Nina Spalding Stevens (January 29, 1876 – March 11, 1959) was an American writer and museum director.

==Early life==
Nina de Garmo Spalding was born in Port Huron, Michigan, the only child of Edgar Goldsmith Spalding and Leonora D. Buel Spalding. Her father was a veteran of the American Civil War and a banker in Michigan. She studied at the New York School of Applied Design for Women and was a member of the Art Students' League in New York.

==Career==
===Toledo Museum of Art===
Nina Spalding Stevens was appointed assistant director of the Toledo Museum of Art in 1904; her husband George W. Stevens was director. She was active in developing collections, planning and publicizing exhibits. She especially took charge of organizing activities, including women's study groups, tours, and lectures. She founded and was first president of the Athena Art Society, one of the oldest women's art organizations in the United States, in 1903. The couple worked with the museum's president, glass manufacturer Edward Libbey, and they were among his heirs when he died in 1925. She stayed with the Toledo Museum of Art after George Stevens died, remaining an assistant director when a new director was appointed. She traveled to France on museum business in 1927. In Paris she made contacts in museum work, and eventually took lead in assembling and funding an exhibit of pre-Columbian objects at Toledo in 1928, based on a similar show in Paris the previous year. It was "the first major exhibition of ancient arts from across the Americas in an American art museum".

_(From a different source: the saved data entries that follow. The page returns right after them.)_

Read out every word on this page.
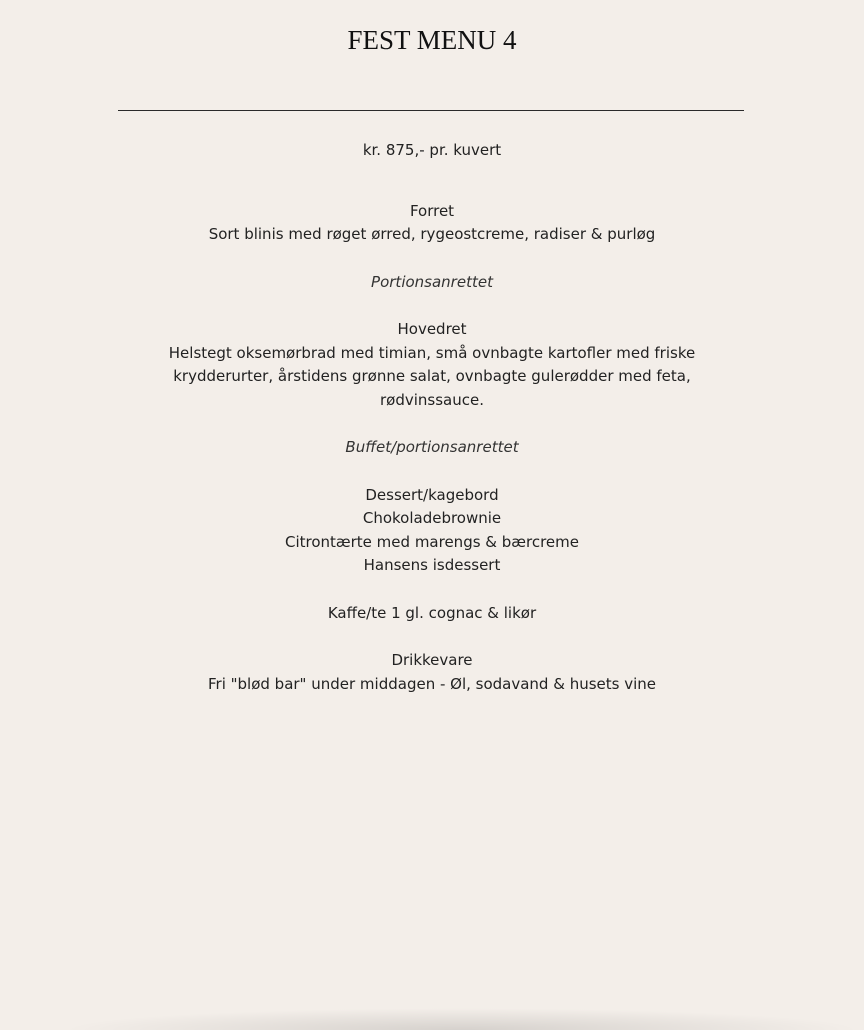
FEST MENU 4
kr. 875,- pr. kuvert
Forret
Sort blinis med røget ørred, rygeostcreme, radiser & purløg
Portionsanrettet
Hovedret
Helstegt oksemørbrad med timian, små ovnbagte kartofler med friske
krydderurter, årstidens grønne salat, ovnbagte gulerødder med feta,
rødvinssauce.
Buffet/portionsanrettet
Dessert/kagebord
Chokoladebrownie
Citrontærte med marengs & bærcreme
Hansens isdessert
Kaffe/te 1 gl. cognac & likør
Drikkevare
Fri "blød bar" under middagen - Øl, sodavand & husets vine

===Writings and other activities===
Nina de Garmo Spalding wrote a children's book, The Story of Jason (1900), and an article about traveling in Holland for a Catholic periodical.

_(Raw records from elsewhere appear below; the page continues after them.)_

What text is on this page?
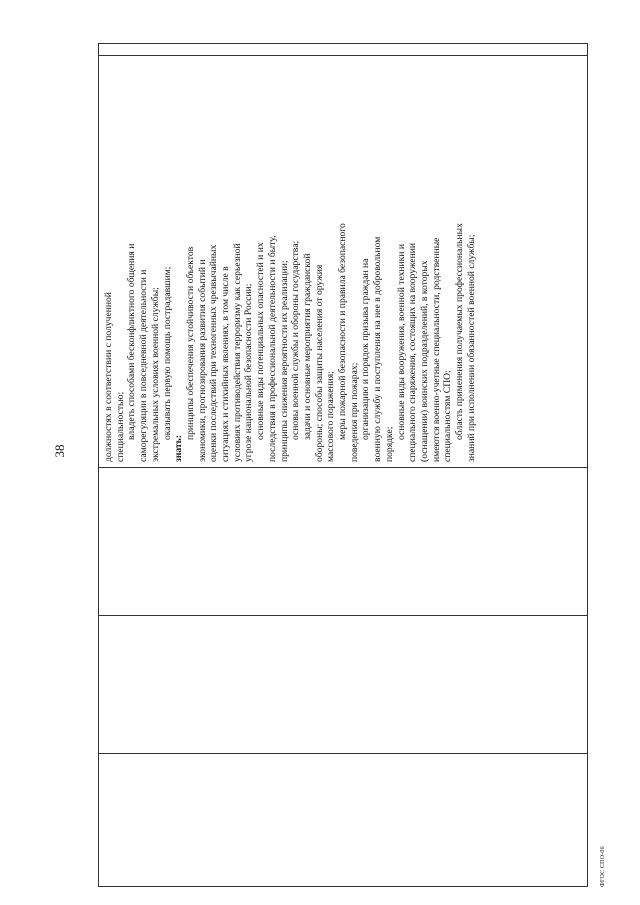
38	должностях в соответствии с полученной специальностью; владеть способами бесконфликтного общения и саморегуляции в повседневной деятельности и экстремальных условиях военной службы; оказывать первую помощь пострадавшим;
знать:
принципы обеспечения устойчивости объектов экономики, прогнозирования развития событий и оценки последствий при техногенных чрезвычайных ситуациях и стихийных явлениях, в том числе в условиях противодействия терроризму как серьезной угрозе национальной безопасности России; основные виды потенциальных опасностей и их последствия в профессиональной деятельности и быту, принципы снижения вероятности их реализации; основы военной службы и обороны государства; задачи и основные мероприятия гражданской обороны; способы защиты населения от оружия массового поражения; меры пожарной безопасности и правила безопасного поведения при пожарах; организацию и порядок призыва граждан на военную службу и поступления на нее в добровольном порядке;
основные виды вооружения, военной техники и специального снаряжения, состоящих на вооружении (оснащении) воинских подразделений, в которых имеются военно-учетные специальности, родственные специальностям СПО; область применения получаемых профессиональных знаний при исполнении обязанностей военной службы;
ФГОС СПО-06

Nina Spalding Stevens's short stories and articles were published in various publications. She wrote about traveling to the Grand Canyon in a party with East Coast artists, including Thomas Moran, Elliott Daingerfield, Frederick Ballard Williams, and Edward Henry Potthast. She wrote a posthumous biography of George W. Stevens, recounting much of their work together in the museum's early years. She was a founder of the Toledo Girl Scout Council, chartered in 1917.

==Personal life==
Nina Spalding married twice. Her first husband was George W. Stevens; they married in 1902, and she was widowed when he died in 1926. She was briefly married a second time, in 1929, to a young French museologist Georges Henri Rivière; he was gay, and theirs was a marriage of convenience (a mariage blanc in French). They socialized as a couple when she was in Paris, and worked together on museum projects, until they formally divorced in 1934. She lived in France in her later life, and died in 1959, aged 83 years, in Monte Carlo.